At district levels it is recommended that:

  • RDCs should prioritise funding of the operation and maintenance particularly the procurement of CBM tool kits and spares in line with the sustainability strategies developed by the respective districts.
  • Districts should systematically capture statistics on self-initiated and funded WASH facilities so that they feed into national statistics.
  • RDC with the support of the DWSSC should have updated project assets registers especially the CBM tool kits.
  • RDC with support from the DWSSC should take stock of all incomplete structures and ensure that they are duly completed.
  • RDCs should support the completion of Research Projects supported by the ZIMWASH project.
  • Districts that completed the research should make effort to implement the research findings for future WASH programming.

Lessons Learned (Optional):

Some of the key lessons learnt from ZIMWASH project implementation are that:

  • Empowering communities and other project stakeholders with the appropriate information creates the necessary demand and commitment making implementation of hardware activities easy.
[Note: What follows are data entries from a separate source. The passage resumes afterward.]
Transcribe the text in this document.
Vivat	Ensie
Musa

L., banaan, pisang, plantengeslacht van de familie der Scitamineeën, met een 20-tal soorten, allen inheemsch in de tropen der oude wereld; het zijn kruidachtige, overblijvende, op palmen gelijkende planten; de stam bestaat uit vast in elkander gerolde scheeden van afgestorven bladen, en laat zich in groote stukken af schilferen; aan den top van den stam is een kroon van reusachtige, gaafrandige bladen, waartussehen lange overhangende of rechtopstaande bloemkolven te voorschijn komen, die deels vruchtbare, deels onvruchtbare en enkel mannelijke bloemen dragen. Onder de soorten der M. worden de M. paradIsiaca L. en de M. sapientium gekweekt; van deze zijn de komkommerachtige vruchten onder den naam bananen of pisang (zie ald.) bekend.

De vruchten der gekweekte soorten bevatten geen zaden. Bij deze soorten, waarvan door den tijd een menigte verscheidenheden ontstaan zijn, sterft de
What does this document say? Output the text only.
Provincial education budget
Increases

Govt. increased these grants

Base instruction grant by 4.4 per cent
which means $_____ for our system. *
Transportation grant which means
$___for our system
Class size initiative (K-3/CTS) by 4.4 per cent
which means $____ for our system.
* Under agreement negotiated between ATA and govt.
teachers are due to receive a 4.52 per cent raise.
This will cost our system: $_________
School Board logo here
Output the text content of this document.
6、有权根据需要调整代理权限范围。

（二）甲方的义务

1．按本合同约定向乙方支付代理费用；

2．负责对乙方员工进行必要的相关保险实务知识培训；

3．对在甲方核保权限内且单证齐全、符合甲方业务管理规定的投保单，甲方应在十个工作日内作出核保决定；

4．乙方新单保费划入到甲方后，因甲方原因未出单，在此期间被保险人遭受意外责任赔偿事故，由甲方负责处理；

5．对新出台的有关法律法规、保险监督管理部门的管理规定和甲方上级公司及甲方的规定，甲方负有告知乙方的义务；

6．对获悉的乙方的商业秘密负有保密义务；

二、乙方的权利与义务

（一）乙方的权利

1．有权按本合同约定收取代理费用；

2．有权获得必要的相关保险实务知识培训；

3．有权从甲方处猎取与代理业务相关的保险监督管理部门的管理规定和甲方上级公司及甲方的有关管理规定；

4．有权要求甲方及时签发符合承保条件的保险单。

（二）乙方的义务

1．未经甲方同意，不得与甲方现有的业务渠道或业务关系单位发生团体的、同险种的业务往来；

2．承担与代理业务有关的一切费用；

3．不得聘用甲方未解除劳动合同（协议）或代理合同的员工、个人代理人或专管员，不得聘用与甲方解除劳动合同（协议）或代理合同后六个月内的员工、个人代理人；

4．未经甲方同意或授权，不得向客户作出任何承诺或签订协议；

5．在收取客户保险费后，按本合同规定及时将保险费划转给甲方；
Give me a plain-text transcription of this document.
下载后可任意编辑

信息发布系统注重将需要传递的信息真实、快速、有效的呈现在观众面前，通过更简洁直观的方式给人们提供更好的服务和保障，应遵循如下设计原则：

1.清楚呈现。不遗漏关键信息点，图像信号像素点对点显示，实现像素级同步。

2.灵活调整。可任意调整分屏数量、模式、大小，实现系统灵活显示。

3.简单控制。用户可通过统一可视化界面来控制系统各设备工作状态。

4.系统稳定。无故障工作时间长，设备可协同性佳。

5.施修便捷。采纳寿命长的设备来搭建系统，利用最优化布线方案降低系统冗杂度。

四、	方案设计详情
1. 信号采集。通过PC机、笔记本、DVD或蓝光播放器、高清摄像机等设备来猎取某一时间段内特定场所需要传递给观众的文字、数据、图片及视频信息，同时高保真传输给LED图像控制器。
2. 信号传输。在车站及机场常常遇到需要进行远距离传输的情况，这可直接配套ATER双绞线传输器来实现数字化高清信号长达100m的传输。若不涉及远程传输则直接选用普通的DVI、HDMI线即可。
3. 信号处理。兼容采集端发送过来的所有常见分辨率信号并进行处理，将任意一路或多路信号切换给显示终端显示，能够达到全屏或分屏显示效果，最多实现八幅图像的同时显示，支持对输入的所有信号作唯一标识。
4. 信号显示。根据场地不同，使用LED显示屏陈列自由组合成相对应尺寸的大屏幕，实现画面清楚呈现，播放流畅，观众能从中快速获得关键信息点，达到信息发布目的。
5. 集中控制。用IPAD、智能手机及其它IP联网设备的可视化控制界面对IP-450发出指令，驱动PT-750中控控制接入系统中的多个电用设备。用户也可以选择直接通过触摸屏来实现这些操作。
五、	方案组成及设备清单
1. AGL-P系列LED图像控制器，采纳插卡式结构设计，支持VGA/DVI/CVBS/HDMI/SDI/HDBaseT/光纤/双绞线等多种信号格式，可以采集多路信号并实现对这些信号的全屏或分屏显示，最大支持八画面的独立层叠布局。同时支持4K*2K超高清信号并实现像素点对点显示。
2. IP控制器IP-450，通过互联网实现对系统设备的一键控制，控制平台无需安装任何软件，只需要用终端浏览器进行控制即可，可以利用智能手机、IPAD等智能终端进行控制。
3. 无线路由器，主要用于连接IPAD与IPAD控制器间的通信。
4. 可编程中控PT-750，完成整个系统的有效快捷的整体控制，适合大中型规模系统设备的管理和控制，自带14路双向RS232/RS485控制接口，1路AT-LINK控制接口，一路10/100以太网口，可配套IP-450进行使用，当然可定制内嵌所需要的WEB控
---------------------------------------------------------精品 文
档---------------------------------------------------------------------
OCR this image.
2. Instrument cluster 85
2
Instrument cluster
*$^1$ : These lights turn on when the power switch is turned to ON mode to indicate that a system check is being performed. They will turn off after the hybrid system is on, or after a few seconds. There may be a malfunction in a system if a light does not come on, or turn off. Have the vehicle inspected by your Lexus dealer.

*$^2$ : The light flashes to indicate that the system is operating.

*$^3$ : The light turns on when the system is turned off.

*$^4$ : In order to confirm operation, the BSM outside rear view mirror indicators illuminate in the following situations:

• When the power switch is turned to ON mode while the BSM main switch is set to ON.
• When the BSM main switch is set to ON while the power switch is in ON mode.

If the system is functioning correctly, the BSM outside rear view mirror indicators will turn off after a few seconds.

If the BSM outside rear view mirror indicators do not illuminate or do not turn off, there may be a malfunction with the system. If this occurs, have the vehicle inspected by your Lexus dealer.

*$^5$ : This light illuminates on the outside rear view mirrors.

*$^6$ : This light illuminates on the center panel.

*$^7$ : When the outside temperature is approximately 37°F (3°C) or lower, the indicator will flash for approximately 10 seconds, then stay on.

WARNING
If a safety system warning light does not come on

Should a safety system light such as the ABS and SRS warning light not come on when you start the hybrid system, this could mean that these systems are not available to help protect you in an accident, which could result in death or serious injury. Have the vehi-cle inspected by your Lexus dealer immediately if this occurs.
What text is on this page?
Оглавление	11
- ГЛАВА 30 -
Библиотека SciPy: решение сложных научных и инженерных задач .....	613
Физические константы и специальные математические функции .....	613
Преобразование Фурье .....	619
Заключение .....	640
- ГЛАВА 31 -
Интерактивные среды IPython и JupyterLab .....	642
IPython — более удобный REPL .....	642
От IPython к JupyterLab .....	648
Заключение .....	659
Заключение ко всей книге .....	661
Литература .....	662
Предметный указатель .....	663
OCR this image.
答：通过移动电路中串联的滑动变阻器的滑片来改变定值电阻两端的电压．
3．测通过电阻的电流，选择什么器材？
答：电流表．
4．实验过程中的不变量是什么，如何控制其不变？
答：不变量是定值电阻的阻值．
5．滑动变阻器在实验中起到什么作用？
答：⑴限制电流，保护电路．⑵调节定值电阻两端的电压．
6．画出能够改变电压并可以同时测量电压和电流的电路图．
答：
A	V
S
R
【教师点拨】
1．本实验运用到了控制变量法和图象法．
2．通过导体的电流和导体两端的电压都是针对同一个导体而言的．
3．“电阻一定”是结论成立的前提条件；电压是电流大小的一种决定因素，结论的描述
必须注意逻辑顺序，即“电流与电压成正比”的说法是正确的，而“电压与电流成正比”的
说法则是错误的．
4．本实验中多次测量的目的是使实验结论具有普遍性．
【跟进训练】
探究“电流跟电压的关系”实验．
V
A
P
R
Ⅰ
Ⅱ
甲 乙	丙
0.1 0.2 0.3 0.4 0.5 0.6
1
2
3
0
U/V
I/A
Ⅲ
In the implementation of ZIMWASH project community demand for WASH services “rose astronomically after community members had gone through hygiene promotion sessions” .
  • It is more effective to adopt a comprehensive organisational capacity strategy that covers all the capacity development components i.e. human, financial and institutional capacities. ZIMWASH project capacity development was largely focused on human resources at the expense of other issues such as the provision of vehicles and office information communication technology (ICT) to RDCs.
  • If empowered with correct information on the associated benefits from development programmes, the vulnerable can make effective contribution in addressing their vulnerability status. In the ZIMWASH project, the vulnerable contributed all the local available materials including paying builders fees, contrary to the general perception that such people require always 100% subsidy.
  • Given clear guidelines, local government and civil society organisations can effectively coordinate local development processes. With the appropriate information and guidelines local and community based civic society organisations that include the ward and village development committees linked to the ZIMWASH project managed to facilitate project implementation.